Contents 1 MATERIALS 2 SOLUTIONS 3 CHECK-LIST PROCEDURE 4 TROUBLESHOOTING

MATERIALS

- Heating block
- Microcentrifuge

- PCR Purification Kit

  
- Binding Buffer
  
- Wash Buffer
  
- Elution Buffer 

- Water nuclease free
- Purification columns
- 1.5 or 2 mL microcentrifuge tubes
- Ethanol 96-100 %.
- 3 M sodium acetate, pH 5.2

SOLUTIONS

- Prior to the initial use of the PCR Purification Kit, dilute the Wash Buffer (concentrated) with ethanol (96-100%)
- Examine the Binding Buffer for precipitates before each use. Dissolve the precipitate by warming the solution to 37 C and cooling to 25 C.
- Wear gloves when handling the Binding Buffer
- Check the color of the Binding Buffer solution. A yellow color indicates an optimal pH for DNA binding. If the color of the solution is orange or violet, add 10 uL of 3 M sodium acetate, pH 5.2 solution and mix. The color of the mix will become yellow.

CHECK-LIST PROCEDURE

- Add a 1:1 volume of Binding Buffer to completed PCR mixture. Mix by pipetting gently up and down.
- If the DNA fragment is <500 bp, add a 1:2 volume of 100 % isopropanol [optional]. Mix by pipetting gently up and down.
- Transfer up to 800 uL of the solution from epp to the purification column.
- Centrifuge for 30-60 sec at >12000 g.
- Discard the supernatant from collection tube. [If the total volume exceeds 800 uL, the solution can be added to the column in stages. After the addition of 800 uL of solution, centrifuge the column for 30-60 sec and discard flow through. Repeat until the entire solution
has been added to the column membrane.]
- Add 700 uL of Wash Buffer (diluted) to the purification column.
- Centrifuge for 30-60 sec at >12000 g.
- Discard the flow through and place the purification column back into the collection tube.
- Centrifuge the empty purification column for an additional 1 min at >12000 g to completely remove any residual wash buffer.
- Transfer the purification column to a clean 1.5 mL microcentrifuge tube.
- Add 50 uL of Elution Buffer to the center of the purification column membrane and centrifuge for 1 min at 12000 g.
- Discard the purification column and store the purifi ed DNA at -20 C.

TROUBLESHOOTING

- For low DNA amounts the elution volumes can be reduced to increase DNA concentration.
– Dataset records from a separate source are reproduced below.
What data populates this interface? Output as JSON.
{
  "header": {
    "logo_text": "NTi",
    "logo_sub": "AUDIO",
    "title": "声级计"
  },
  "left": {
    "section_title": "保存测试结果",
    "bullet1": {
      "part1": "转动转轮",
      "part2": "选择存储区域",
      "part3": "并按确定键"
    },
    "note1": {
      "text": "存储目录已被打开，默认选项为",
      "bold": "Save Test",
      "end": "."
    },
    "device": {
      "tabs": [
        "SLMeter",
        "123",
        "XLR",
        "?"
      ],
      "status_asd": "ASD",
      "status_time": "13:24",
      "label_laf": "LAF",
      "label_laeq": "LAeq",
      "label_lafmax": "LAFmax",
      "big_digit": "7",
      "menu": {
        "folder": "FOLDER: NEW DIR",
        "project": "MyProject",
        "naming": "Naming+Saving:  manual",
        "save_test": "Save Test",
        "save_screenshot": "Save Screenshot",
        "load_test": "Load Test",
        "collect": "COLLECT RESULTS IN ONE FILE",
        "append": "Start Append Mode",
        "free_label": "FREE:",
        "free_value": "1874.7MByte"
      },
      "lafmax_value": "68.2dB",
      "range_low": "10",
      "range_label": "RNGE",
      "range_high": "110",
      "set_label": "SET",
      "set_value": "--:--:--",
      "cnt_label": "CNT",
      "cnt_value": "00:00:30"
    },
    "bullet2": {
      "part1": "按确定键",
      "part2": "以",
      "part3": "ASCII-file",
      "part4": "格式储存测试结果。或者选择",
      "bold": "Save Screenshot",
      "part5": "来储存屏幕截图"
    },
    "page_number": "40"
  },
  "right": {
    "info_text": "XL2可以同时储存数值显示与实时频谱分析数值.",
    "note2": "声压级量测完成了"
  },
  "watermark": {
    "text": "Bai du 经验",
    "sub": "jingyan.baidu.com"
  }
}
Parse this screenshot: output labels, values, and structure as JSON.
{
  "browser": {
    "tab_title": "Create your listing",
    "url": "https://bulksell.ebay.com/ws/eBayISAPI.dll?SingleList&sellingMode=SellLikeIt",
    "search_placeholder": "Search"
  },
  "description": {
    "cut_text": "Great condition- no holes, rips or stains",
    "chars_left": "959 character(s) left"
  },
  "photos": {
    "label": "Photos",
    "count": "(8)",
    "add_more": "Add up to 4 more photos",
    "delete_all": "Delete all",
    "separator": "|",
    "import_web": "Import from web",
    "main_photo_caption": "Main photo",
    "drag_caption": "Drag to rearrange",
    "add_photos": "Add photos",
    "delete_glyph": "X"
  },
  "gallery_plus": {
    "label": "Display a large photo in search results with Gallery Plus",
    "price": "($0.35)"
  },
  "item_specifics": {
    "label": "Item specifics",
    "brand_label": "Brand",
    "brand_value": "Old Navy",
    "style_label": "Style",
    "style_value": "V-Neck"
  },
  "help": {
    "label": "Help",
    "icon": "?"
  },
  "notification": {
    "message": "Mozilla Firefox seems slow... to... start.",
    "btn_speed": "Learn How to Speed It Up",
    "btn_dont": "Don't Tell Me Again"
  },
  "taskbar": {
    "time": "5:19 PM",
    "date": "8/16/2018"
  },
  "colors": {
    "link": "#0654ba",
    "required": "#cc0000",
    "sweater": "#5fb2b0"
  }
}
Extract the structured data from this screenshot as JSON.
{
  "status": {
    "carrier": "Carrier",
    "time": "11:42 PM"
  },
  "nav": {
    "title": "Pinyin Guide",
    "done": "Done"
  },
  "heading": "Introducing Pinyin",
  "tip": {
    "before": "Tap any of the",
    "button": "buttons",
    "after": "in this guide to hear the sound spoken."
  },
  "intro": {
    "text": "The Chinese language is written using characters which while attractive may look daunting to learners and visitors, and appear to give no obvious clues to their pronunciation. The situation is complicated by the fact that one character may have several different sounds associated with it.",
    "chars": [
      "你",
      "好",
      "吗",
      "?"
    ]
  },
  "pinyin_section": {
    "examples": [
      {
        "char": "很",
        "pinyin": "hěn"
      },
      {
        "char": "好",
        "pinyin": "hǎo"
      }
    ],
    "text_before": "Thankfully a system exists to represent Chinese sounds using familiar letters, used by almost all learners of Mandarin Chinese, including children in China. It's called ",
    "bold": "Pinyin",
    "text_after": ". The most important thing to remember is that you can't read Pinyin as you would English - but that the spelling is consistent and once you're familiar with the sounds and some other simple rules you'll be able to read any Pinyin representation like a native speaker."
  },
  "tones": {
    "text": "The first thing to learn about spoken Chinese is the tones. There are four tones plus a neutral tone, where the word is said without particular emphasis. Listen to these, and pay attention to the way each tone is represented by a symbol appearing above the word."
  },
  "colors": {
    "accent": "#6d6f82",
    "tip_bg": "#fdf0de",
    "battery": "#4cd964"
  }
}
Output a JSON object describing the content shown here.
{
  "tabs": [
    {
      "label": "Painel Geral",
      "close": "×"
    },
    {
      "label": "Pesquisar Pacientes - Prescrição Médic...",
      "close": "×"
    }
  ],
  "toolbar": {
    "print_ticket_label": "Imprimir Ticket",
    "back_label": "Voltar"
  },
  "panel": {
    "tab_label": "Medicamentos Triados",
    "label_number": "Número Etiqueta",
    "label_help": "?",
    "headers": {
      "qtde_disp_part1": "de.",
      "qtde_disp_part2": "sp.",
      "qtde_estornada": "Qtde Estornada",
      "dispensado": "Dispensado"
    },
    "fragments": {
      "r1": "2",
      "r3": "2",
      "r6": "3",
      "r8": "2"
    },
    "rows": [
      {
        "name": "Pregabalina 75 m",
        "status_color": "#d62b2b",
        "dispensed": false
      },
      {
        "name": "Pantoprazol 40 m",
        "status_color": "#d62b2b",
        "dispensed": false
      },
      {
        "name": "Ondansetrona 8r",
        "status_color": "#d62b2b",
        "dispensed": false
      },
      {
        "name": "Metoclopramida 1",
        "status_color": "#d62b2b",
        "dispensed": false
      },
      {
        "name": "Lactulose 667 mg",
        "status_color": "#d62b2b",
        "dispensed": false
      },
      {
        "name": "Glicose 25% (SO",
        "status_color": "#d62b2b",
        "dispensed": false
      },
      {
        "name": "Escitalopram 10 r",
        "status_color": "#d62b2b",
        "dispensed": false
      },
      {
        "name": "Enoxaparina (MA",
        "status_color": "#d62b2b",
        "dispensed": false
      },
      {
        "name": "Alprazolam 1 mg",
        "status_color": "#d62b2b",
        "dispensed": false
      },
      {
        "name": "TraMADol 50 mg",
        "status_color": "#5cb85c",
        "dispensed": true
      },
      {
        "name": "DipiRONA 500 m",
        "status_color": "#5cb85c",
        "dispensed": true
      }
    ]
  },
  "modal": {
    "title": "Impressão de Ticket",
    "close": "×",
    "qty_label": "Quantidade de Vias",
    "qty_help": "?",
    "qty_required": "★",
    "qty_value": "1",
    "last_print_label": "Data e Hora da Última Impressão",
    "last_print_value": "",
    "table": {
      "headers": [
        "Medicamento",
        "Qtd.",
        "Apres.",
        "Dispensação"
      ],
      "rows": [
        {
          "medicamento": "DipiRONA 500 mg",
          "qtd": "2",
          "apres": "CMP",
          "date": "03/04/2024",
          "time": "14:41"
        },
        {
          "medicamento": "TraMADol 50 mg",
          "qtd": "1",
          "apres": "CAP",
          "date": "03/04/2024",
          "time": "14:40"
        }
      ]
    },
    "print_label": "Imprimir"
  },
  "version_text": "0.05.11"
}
An elution volume between 20-50 uL does not significantly reduce the DNA yield. However, elution volumes less than 10 uL are not recommended.
- If DNA fragment is >10 kb, prewarm Elution Buffer to 65 C before applying to column.
- If the elution volume is 10 uL and DNA amount is >5 ug, incubate column for 1 min at room temperature before centrifugation.